The mutant changed <= to <. If no test uses discount_pct=100, this mutant survives.

Dealing with Surviving Mutants

Not every surviving mutant indicates a real problem. Here are strategies for handling them:

Write the missing test

Most surviving mutants point to genuine gaps in your test suite. The fix is straightforward: write a test that exercises the boundary or condition the mutant modified.

Equivalent mutants

Some mutants produce code that behaves identically to the original. For example, changing the order of an addition (a + b becomes b + a) produces an equivalent mutant that cannot be killed.
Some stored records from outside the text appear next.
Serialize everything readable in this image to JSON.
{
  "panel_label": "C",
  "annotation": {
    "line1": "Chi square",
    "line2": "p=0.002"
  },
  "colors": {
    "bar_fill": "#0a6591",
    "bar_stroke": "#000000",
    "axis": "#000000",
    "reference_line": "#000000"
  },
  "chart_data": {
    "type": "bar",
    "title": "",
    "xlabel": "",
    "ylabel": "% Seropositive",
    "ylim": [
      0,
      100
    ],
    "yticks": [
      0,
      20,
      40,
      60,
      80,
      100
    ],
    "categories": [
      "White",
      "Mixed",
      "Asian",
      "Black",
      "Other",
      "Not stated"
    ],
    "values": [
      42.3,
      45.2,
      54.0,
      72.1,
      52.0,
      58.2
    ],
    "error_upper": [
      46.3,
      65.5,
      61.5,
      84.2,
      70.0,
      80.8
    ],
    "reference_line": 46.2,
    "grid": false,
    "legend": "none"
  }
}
These are false positives. Mark them as ignored in your configuration.

Infinite loop mutants

Some mutants create infinite loops (for example, removing a loop increment). Stryker handles this with a timeout. If a mutant causes the test to hang, it is classified as timed out and counted as killed.

Trivial mutants

Sometimes a mutant changes dead code or logging. You can exclude these files from mutation:

// stryker.config.mjs
export default {
  mutate: [
    "src/**/*.ts",
    "!src/**/*.test.ts",
    "!src/logger.ts",        // exclude logging
    "!src/config.ts",        // exclude config
  ],
};

Performance Considerations

Mutation testing is inherently slow because it runs your entire test suite once per mutant. A project with 500 mutants and a 30-second test suite would take over 4 hours.

Strategies to speed it up:

  • Incremental mutation testing. Only mutate files that changed since the last run. Stryker supports this with --incremental.
  • Coverage-based filtering. Only run the tests that cover the mutated code, not the entire suite. Stryker does this with coverageAnalysis: "perTest".
  • Focus on critical code. Do not mutate everything. Focus on business logic, not boilerplate.
  • Run overnight in CI. Mutation testing does not need to be in your fast feedback loop. Run it nightly or weekly.
# Incremental run in CI
npx stryker run --incremental

Setting Thresholds

You can configure Stryker to fail the build if the mutation score drops below a threshold:

thresholds: {
  high: 80,   // green badge
  low: 60,    // yellow badge
  break: 50,  // fail the build below this
}

Start with a low break threshold and increase it gradually as you improve your tests.

Mutation Testing in CI/CD

Add mutation testing to your CI pipeline, but keep it separate from your fast test stage:

# .github/workflows/mutation.yml
name: Mutation Testing
on:
  schedule:
    - cron: "0 2 * * 1"  # Every Monday at 2 AM
  workflow_dispatch:

jobs:
  mutate:
    runs-on: ubuntu-latest
    steps:
      - uses: actions/checkout@v4
      - uses: actions/setup-node@v4
      - run: npm ci
      - run: npx stryker run --incremental
      - uses: actions/upload-artifact@v4
        with:
          name: mutation-report
          path: reports/mutation/

Key Takeaways

Code coverage measures execution. Mutation testing measures detection. A high mutation score means your tests actually verify behavior, not just run code. Start with Stryker for JavaScript/TypeScript or mutmut for Python. Focus on business-critical code, use incremental runs to manage performance, and treat surviving mutants as a guide for where to add more precise assertions. Aim for progress over perfection — even going from 0% to 60% mutation score reveals the most dangerous gaps in your test suite.